Did anyone listen to Reason's presentation at the symposium?
Each individual part of a system must work together, and be responsible
to each other, and the common goal.
How to present to management? Improved teamwork will gain one or both of
the goals most managers want to hear: 1. Avoid a loss 2. Gain a benefit.
If a CRM program will make an organization function better, and decrease
the routine errors that are increasing overhead costs, would the manager want
to do it?
If the CRM program will increase the profitability of the company by
making the teamwork more efficient, would there be interest?

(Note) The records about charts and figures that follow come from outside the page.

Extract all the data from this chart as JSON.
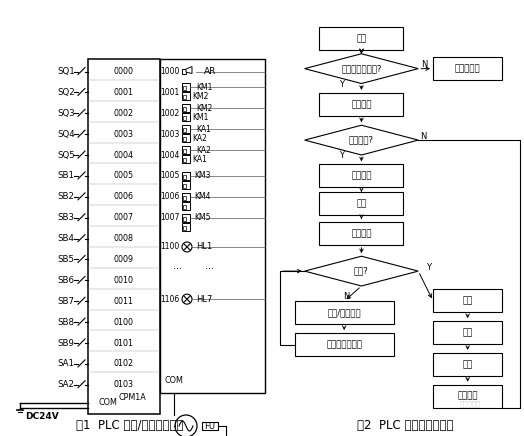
{
  "background_color": "#ffffff",
  "fig_caption_left": "图1  PLC 输入/输出端接线图",
  "fig_caption_right": "图2  PLC 主要功能流程图",
  "left_labels": [
    "SQ1",
    "SQ2",
    "SQ3",
    "SQ4",
    "SQ5",
    "SB1",
    "SB2",
    "SB3",
    "SB4",
    "SB5",
    "SB6",
    "SB7",
    "SB8",
    "SB9",
    "SA1",
    "SA2"
  ],
  "left_codes": [
    "0000",
    "0001",
    "0002",
    "0003",
    "0004",
    "0005",
    "0006",
    "0007",
    "0008",
    "0009",
    "0010",
    "0011",
    "0100",
    "0101",
    "0102",
    "0103"
  ],
  "right_codes": [
    "1000",
    "1001",
    "1002",
    "1003",
    "1004",
    "1005",
    "1006",
    "1007",
    "1100",
    "1106"
  ],
  "right_labels": [
    "AR",
    "KM1 KM2",
    "KM2 KM1",
    "KA1 KA2",
    "KA2 KA1",
    "KM3",
    "KM4",
    "KM5",
    "HL1",
    "HL7"
  ]
}
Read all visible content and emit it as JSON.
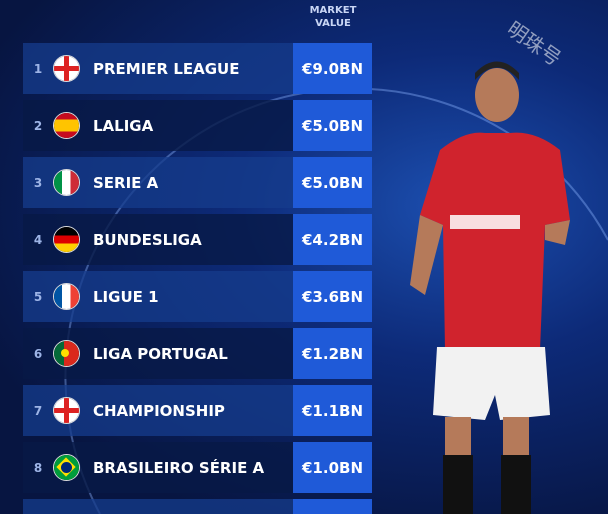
{
  "header": {
    "market_value_label_line1": "MARKET",
    "market_value_label_line2": "VALUE"
  },
  "watermark": "明珠号",
  "leagues": [
    {
      "rank": "1",
      "name": "PREMIER LEAGUE",
      "value": "€9.0BN",
      "flag": "england"
    },
    {
      "rank": "2",
      "name": "LALIGA",
      "value": "€5.0BN",
      "flag": "spain"
    },
    {
      "rank": "3",
      "name": "SERIE A",
      "value": "€5.0BN",
      "flag": "italy"
    },
    {
      "rank": "4",
      "name": "BUNDESLIGA",
      "value": "€4.2BN",
      "flag": "germany"
    },
    {
      "rank": "5",
      "name": "LIGUE 1",
      "value": "€3.6BN",
      "flag": "france"
    },
    {
      "rank": "6",
      "name": "LIGA PORTUGAL",
      "value": "€1.2BN",
      "flag": "portugal"
    },
    {
      "rank": "7",
      "name": "CHAMPIONSHIP",
      "value": "€1.1BN",
      "flag": "england"
    },
    {
      "rank": "8",
      "name": "BRASILEIRO SÉRIE A",
      "value": "€1.0BN",
      "flag": "brazil"
    }
  ],
  "colors": {
    "value_box": "#1f5ad8",
    "background": "#081848",
    "shirt": "#d0232d"
  }
}
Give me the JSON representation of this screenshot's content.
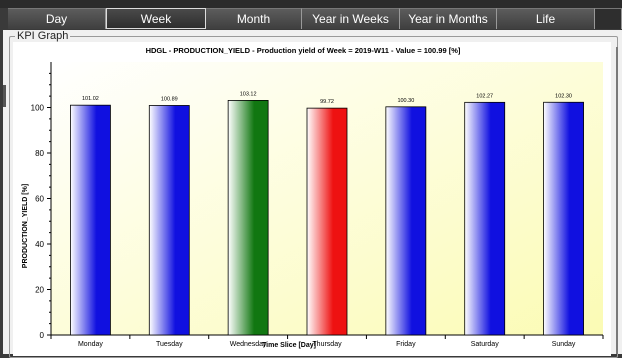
{
  "tabs": [
    {
      "label": "Day",
      "active": false
    },
    {
      "label": "Week",
      "active": true
    },
    {
      "label": "Month",
      "active": false
    },
    {
      "label": "Year in Weeks",
      "active": false
    },
    {
      "label": "Year in Months",
      "active": false
    },
    {
      "label": "Life",
      "active": false
    }
  ],
  "panel": {
    "title": "KPI Graph"
  },
  "chart_data": {
    "type": "bar",
    "title": "HDGL - PRODUCTION_YIELD - Production yield of Week = 2019-W11 - Value = 100.99 [%]",
    "xlabel": "Time Slice [Day]",
    "ylabel": "PRODUCTION_YIELD [%]",
    "categories": [
      "Monday",
      "Tuesday",
      "Wednesday",
      "Thursday",
      "Friday",
      "Saturday",
      "Sunday"
    ],
    "values": [
      101.02,
      100.89,
      103.12,
      99.72,
      100.3,
      102.27,
      102.3
    ],
    "value_labels": [
      "101.02",
      "100.89",
      "103.12",
      "99.72",
      "100.30",
      "102.27",
      "102.30"
    ],
    "colors": [
      "#1010e0",
      "#1010e0",
      "#117711",
      "#ee1111",
      "#1010e0",
      "#1010e0",
      "#1010e0"
    ],
    "ylim": [
      0,
      120
    ],
    "yticks": [
      0,
      20,
      40,
      60,
      80,
      100
    ],
    "grid": false
  }
}
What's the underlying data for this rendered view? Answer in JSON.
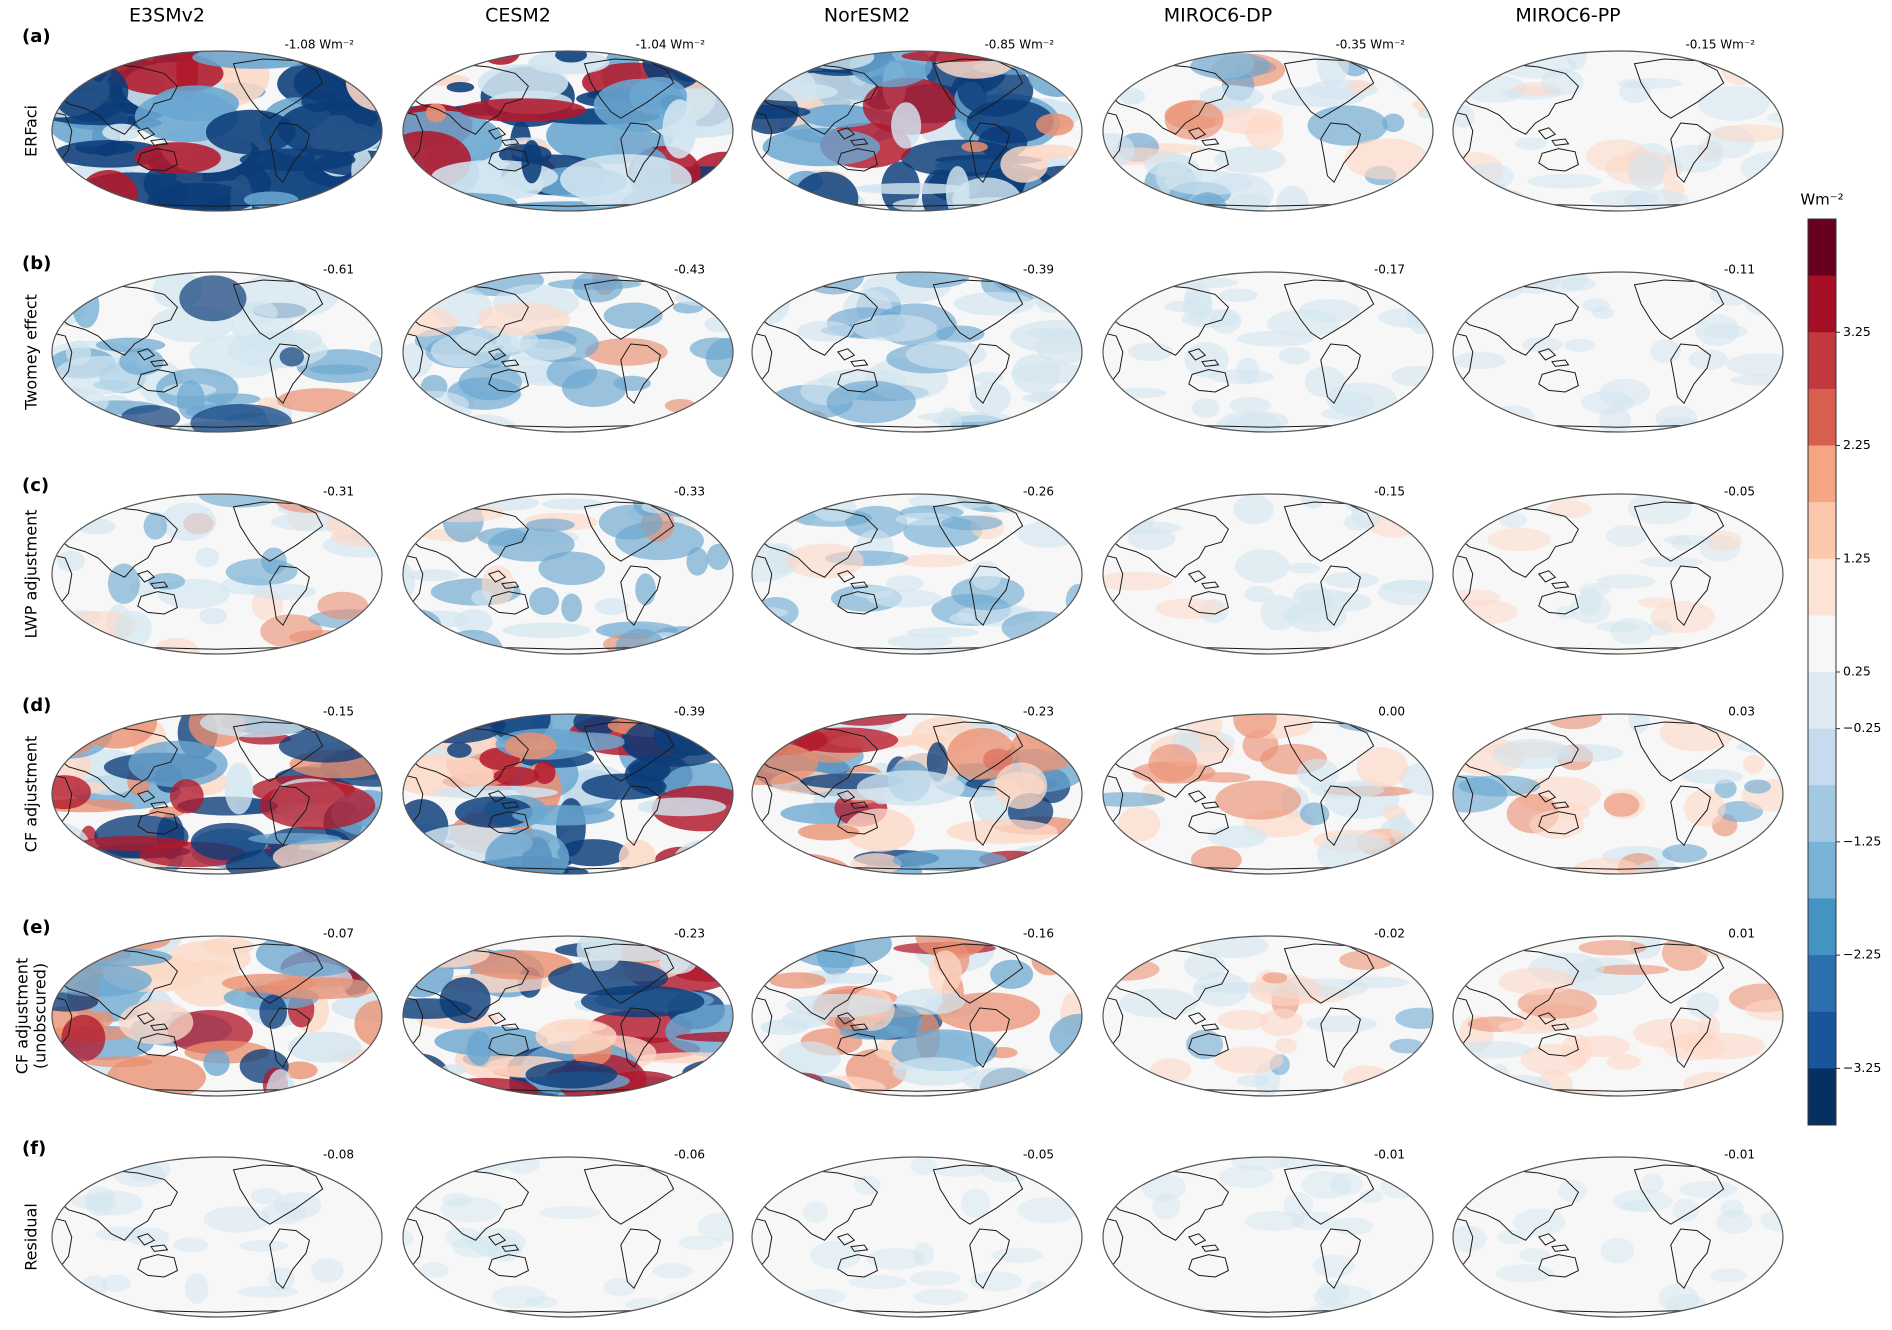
{
  "units": "Wm⁻²",
  "models": [
    "E3SMv2",
    "CESM2",
    "NorESM2",
    "MIROC6-DP",
    "MIROC6-PP"
  ],
  "rows": [
    {
      "tag": "(a)",
      "label": [
        "ERFaci"
      ],
      "values": [
        "-1.08 Wm⁻²",
        "-1.04 Wm⁻²",
        "-0.85 Wm⁻²",
        "-0.35 Wm⁻²",
        "-0.15 Wm⁻²"
      ],
      "intensity": [
        0.95,
        0.95,
        0.85,
        0.45,
        0.25
      ],
      "posfrac": [
        0.12,
        0.28,
        0.18,
        0.3,
        0.35
      ]
    },
    {
      "tag": "(b)",
      "label": [
        "Twomey effect"
      ],
      "values": [
        "-0.61",
        "-0.43",
        "-0.39",
        "-0.17",
        "-0.11"
      ],
      "intensity": [
        0.55,
        0.45,
        0.42,
        0.22,
        0.16
      ],
      "posfrac": [
        0.02,
        0.03,
        0.02,
        0.0,
        0.0
      ]
    },
    {
      "tag": "(c)",
      "label": [
        "LWP adjustment"
      ],
      "values": [
        "-0.31",
        "-0.33",
        "-0.26",
        "-0.15",
        "-0.05"
      ],
      "intensity": [
        0.35,
        0.45,
        0.35,
        0.22,
        0.14
      ],
      "posfrac": [
        0.25,
        0.15,
        0.2,
        0.15,
        0.35
      ]
    },
    {
      "tag": "(d)",
      "label": [
        "CF adjustment"
      ],
      "values": [
        "-0.15",
        "-0.39",
        "-0.23",
        "0.00",
        "0.03"
      ],
      "intensity": [
        0.75,
        0.85,
        0.7,
        0.4,
        0.35
      ],
      "posfrac": [
        0.45,
        0.35,
        0.45,
        0.55,
        0.55
      ]
    },
    {
      "tag": "(e)",
      "label": [
        "CF adjustment",
        "(unobscured)"
      ],
      "values": [
        "-0.07",
        "-0.23",
        "-0.16",
        "-0.02",
        "0.01"
      ],
      "intensity": [
        0.7,
        0.8,
        0.6,
        0.3,
        0.3
      ],
      "posfrac": [
        0.45,
        0.35,
        0.42,
        0.45,
        0.5
      ]
    },
    {
      "tag": "(f)",
      "label": [
        "Residual"
      ],
      "values": [
        "-0.08",
        "-0.06",
        "-0.05",
        "-0.01",
        "-0.01"
      ],
      "intensity": [
        0.08,
        0.06,
        0.05,
        0.02,
        0.02
      ],
      "posfrac": [
        0.0,
        0.0,
        0.0,
        0.0,
        0.0
      ]
    }
  ],
  "colorbar": {
    "unit_label": "Wm⁻²",
    "ticks": [
      "3.25",
      "2.25",
      "1.25",
      "0.25",
      "−0.25",
      "−1.25",
      "−2.25",
      "−3.25"
    ],
    "colors": [
      "#67001f",
      "#a50f26",
      "#c2383e",
      "#d6604d",
      "#f4a582",
      "#fbc8ae",
      "#fde3d6",
      "#f7f7f7",
      "#deebf4",
      "#c6dbef",
      "#a3c8e2",
      "#78b2d6",
      "#4393c3",
      "#2c6faf",
      "#18559b",
      "#053061"
    ]
  },
  "palette": {
    "neg_light": "#d1e5f0",
    "neg_mid": "#6aa6d0",
    "neg_dark": "#0b3c79",
    "pos_light": "#fdd8c6",
    "pos_mid": "#ea8f70",
    "pos_dark": "#b2182b",
    "background": "#f7f7f7",
    "coast": "#1a1a1a"
  }
}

If the method needed to improve teamwork is a classroom on how to "get
along better", and work across cultural and interpersonal communication
barriers--so be it!
If, after everyone has "seen the light, become cured, found the vision,
become a believer", they might be brainwashed into a behavior modification
that improves the efficiency of the team--so be it!
John Nance once said in an introductory video "If the problem were as
simple as putting a sign on the insrument panel of the aircraft saying
'Crashing this airplane is PROHIBITED' , we wouldn't need a CRM program."
We all know that's not enough. The challenge is that aircraft operations
encompass small-group, interpersonal and cross-cultural performance
situations. We must remember the lessons of history. Today's crashes don't
have a lot of new mistakes in them (exception perhaps of the automated
systems); these are NEW people making OLD mistakes.

It's TEAMWORK people, pure and complicated teamwork.
Now let's get on some intelligent debate and growth.